Upscaling circular procurement in ICT and workwear

The Circular Shift project is part of the Interreg North-West Europe (NWE) programme. The project aims to accelerate circular economy across borders in 7 countries, making them more resilient, and contributing to a better quality of life and well-being.

This project contributes to our overall international strategy as it has a focus on cross-cultural collaboration. We are using this collaboration to work on developing and sharing knowledge.

Sustainability does not stop at borders. By working on an overall plan for circular procurement we are contributing to a more sustainable living environment overall.

This comprehensive commitment is part of Rijkswaterstaat’s mission. Climate change affects all of us. Circular Shift is playing its part in keeping the Netherlands safe and habitable in the long-term by creating and encouraging a more sustainable way of working.

Working towards structural circularity

Circular Shift partners will widely implement value chain collaboration methods after a pilot scheme, involving 8 procurement cases, was instituted to promote circular strategies (for example repair, refurbishment, remanufacturing) within the legal procurement framework.

They will help to achieve the organisational change and obtain the tools needed to make those practices the standard for all product groups, at all departmental levels in 60 procuring organisations (partners and external network).

Partners have committed to producing strategies for internal commitment and measuring impact, a value chain collaboration action plan and a joint training scheme to overcome the 3 main barriers to mainstream adoption of circular procurement.

Driving change: tools and strategies for scalable circularity

The activities and pilot schemes in the Circular Shift project will create deliverables providing organisations with tools to implement Circular procurement. These efforts are focused on achieving strategies and action plans that turn circular ambitions into measurable impact.
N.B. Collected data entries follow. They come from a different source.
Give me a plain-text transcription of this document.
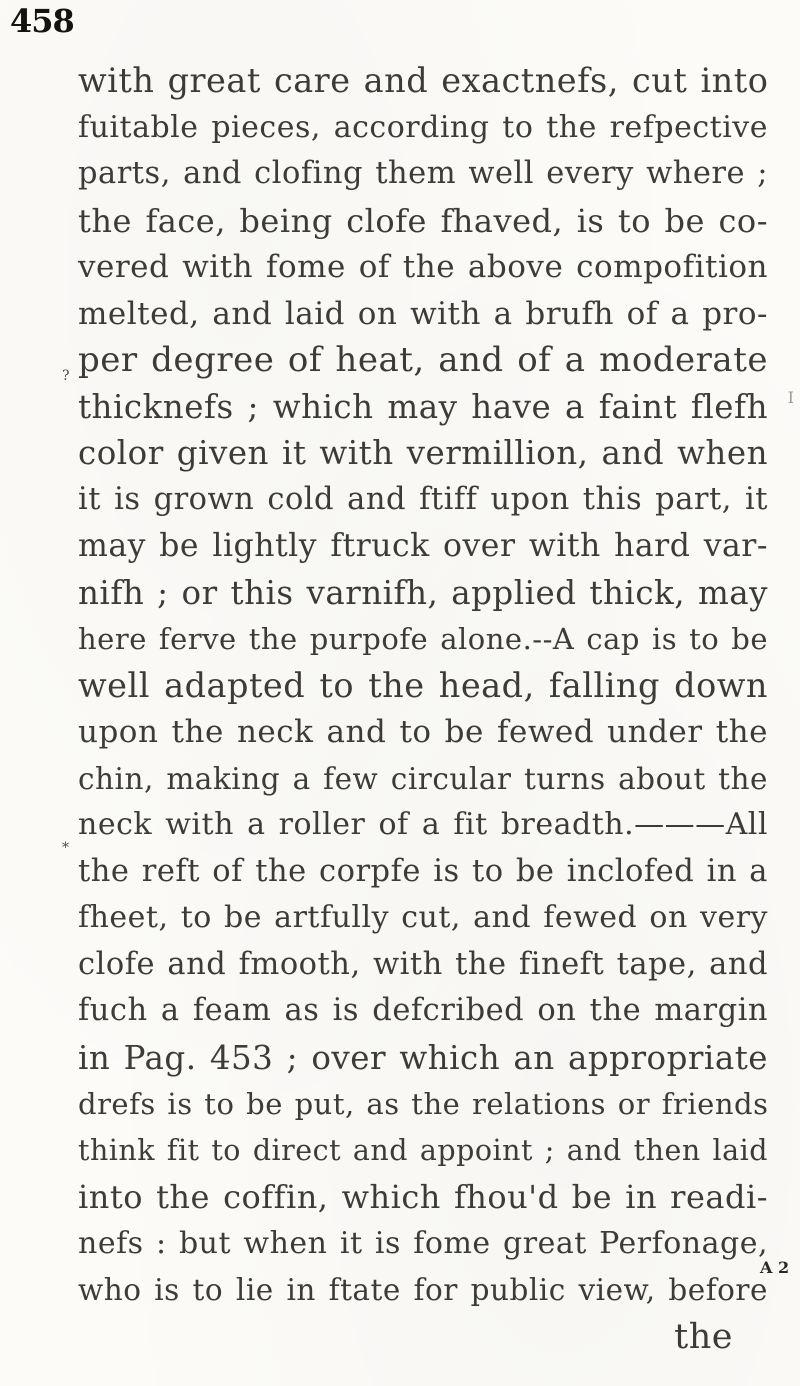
458
I
?
*
with great care and exactnefs, cut into
fuitable pieces, according to the refpective
parts, and clofing them well every where ;
the face, being clofe fhaved, is to be co-
vered with fome of the above compofition
melted, and laid on with a brufh of a pro-
per degree of heat, and of a moderate
thicknefs ; which may have a faint flefh
color given it with vermillion, and when
it is grown cold and ftiff upon this part, it
may be lightly ftruck over with hard var-
nifh ; or this varnifh, applied thick, may
here ferve the purpofe alone.--A cap is to be
well adapted to the head, falling down
upon the neck and to be fewed under the
chin, making a few circular turns about the
neck with a roller of a fit breadth.———All
the reft of the corpfe is to be inclofed in a
fheet, to be artfully cut, and fewed on very
clofe and fmooth, with the fineft tape, and
fuch a feam as is defcribed on the margin
in Pag. 453 ; over which an appropriate
drefs is to be put, as the relations or friends
think fit to direct and appoint ; and then laid
into the coffin, which fhou'd be in readi-
nefs : but when it is fome great Perfonage,
who is to lie in ftate for public view, before
the
A 2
Within these strategies, organisations initiate value chain cooperation, build internal commitment to circularity, make decisions based on predicted impact and monitor impact accordingly.

This will lead to an upscaling of circularity in the North-West Europe region. Value chain partners will together narrow, slow or even close material and product loops. Impact-based decisions by definition focus on the consequences of procurement choices and monitoring these will not only endorse the power of such decisions, but also demonstrate to any organisation in the North-West Europe region that circular procurement is an effective instrument.

Project period

December 2024 - June 2027

European programme

Interreg North-West Europe

Partners

Ministry of Infrastructure and Water management, City of Mechelen, Municipality of Middelburg, City of Almere, RESECO, Association of Cities and Regions for sustainable Resource management, Nyenrode Business University, Irish Manufacturing Research, CIRCULIFE, Ministry for Environment, Climate and Science of the Free Hanseatic City of Bremen.